Let us create a class named Stack in Python, where we will define all the operations related to stack class. The code of this class will be as following:


In [36]:
class Stack:
     def __init__(self):
         self.items = []
     def isEmpty(self):
         return self.items == []
     def push(self, item):
         self.items.append(item)
     def pop(self):
         return self.items.pop()
     def peek(self):
         return self.items[len(self.items)-1]
     def size(self):
         return len(self.items)

To push four elements to the stack following code can be used:

## Populate the stack

In [37]:
stack=Stack()
stack.push('Red')
stack.push('Green')
stack.push("Blue")
stack.push("Yellow")

### Pop

In [38]:
stack.pop()

'Yellow'

In [39]:
stack.isEmpty()

False

In [40]:
colors = ['Red']

In [41]:
colors.append('Green')
colors.append('Yellow')
colors.append('Blue')

In [42]:
colors

['Red', 'Green', 'Yellow', 'Blue']

# Queue
Like stack, queue stores n elements in a single-dimensional structure. The elements are added and removed in First-In First-Out (FIFO) format. One end of the queue is called rear and the other one is called the front. The elements are removed from the front, and the operation is called dequeue.  The elements are added at the rear and the operation is called enqueue.

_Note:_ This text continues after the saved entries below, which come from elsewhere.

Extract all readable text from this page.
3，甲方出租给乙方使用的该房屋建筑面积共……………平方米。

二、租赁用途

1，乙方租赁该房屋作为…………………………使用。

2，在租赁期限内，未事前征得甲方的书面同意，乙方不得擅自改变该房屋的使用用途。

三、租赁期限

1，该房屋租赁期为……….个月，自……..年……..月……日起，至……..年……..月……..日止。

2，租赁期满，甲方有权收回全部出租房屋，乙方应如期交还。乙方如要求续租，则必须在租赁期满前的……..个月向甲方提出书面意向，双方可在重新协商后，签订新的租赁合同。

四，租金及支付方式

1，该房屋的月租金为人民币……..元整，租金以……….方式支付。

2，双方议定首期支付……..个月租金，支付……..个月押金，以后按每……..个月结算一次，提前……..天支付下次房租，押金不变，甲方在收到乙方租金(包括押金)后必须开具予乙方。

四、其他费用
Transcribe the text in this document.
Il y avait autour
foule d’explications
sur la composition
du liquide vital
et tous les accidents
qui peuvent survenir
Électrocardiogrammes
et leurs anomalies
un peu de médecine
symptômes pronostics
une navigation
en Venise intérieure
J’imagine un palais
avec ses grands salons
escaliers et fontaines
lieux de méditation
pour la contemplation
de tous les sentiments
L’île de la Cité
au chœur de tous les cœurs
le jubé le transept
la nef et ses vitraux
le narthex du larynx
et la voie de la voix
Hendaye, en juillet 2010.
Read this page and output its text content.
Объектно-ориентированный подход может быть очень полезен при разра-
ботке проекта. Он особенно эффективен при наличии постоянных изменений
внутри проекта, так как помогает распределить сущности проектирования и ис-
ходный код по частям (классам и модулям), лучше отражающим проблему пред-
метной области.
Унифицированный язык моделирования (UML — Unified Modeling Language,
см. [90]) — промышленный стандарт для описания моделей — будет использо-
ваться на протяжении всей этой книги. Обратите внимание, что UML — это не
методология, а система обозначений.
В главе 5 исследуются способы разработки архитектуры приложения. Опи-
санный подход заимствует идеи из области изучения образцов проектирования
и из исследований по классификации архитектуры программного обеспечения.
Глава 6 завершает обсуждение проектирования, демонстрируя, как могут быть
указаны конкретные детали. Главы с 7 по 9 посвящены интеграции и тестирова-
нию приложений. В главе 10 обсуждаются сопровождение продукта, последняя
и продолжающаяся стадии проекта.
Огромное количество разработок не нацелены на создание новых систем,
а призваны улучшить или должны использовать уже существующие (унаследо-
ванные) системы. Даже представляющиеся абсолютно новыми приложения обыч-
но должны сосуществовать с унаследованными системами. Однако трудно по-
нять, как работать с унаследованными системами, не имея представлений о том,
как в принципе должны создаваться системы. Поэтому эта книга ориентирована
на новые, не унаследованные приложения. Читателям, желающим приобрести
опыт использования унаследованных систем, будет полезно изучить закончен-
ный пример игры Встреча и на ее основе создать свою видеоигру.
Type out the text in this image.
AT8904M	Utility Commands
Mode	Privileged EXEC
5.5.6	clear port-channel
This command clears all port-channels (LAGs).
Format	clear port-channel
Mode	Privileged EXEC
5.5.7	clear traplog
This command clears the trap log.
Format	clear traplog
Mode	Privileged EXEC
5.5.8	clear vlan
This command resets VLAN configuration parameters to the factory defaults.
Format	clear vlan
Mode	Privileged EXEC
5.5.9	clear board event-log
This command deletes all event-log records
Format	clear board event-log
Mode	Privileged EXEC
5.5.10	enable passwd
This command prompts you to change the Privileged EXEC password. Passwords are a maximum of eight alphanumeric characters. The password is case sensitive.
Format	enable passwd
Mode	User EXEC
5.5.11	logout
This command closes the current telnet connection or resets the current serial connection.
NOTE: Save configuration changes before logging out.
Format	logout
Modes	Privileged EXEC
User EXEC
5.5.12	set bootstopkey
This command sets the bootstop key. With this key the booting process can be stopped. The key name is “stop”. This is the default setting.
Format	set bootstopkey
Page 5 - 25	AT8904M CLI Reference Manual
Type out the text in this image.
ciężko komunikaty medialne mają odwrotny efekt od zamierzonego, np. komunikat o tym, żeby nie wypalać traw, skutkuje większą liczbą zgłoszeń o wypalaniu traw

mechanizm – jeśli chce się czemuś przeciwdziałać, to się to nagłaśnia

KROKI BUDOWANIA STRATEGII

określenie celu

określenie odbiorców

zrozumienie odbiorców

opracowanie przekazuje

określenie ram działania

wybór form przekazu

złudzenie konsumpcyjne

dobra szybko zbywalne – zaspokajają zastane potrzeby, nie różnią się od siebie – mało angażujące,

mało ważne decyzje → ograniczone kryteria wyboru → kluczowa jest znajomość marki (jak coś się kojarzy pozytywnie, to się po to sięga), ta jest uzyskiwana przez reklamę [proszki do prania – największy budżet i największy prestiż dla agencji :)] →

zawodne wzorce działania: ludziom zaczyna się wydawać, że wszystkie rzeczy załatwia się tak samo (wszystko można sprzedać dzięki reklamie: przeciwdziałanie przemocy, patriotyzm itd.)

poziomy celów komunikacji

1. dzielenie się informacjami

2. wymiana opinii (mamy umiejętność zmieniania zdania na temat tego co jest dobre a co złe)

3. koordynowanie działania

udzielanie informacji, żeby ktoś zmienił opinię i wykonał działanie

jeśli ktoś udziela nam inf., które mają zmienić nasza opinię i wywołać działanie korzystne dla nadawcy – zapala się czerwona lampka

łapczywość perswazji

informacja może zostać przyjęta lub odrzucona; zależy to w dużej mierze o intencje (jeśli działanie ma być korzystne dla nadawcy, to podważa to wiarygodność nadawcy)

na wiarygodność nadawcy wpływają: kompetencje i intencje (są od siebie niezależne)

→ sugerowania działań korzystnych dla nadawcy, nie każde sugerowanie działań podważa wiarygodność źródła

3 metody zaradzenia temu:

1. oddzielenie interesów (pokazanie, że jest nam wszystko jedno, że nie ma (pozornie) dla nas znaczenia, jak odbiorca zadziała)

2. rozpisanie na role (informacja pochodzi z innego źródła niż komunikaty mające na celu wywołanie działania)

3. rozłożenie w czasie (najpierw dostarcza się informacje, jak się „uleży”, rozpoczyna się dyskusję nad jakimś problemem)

The queue shown in the preceding figure can be implemented by using the following code:

In [43]:
class Queue(object):
   def __init__(self):
      self.items = []
   def isEmpty(self):
      return self.items == []
   def enqueue(self, item):
       self.items.insert(0,item)
   def dequeue(self):
      return self.items.pop()
   def size(self):
      return len(self.items)

In [44]:
queue = Queue()

In [45]:
queue.enqueue("Red")

In [46]:
queue.enqueue('Green')

In [47]:
queue.enqueue('Blue')

In [48]:
queue.enqueue('Yellow')

In [49]:
print(f"Size of queue is {queue.size()}")

Size of queue is 4


In [50]:
print(queue.dequeue())

Red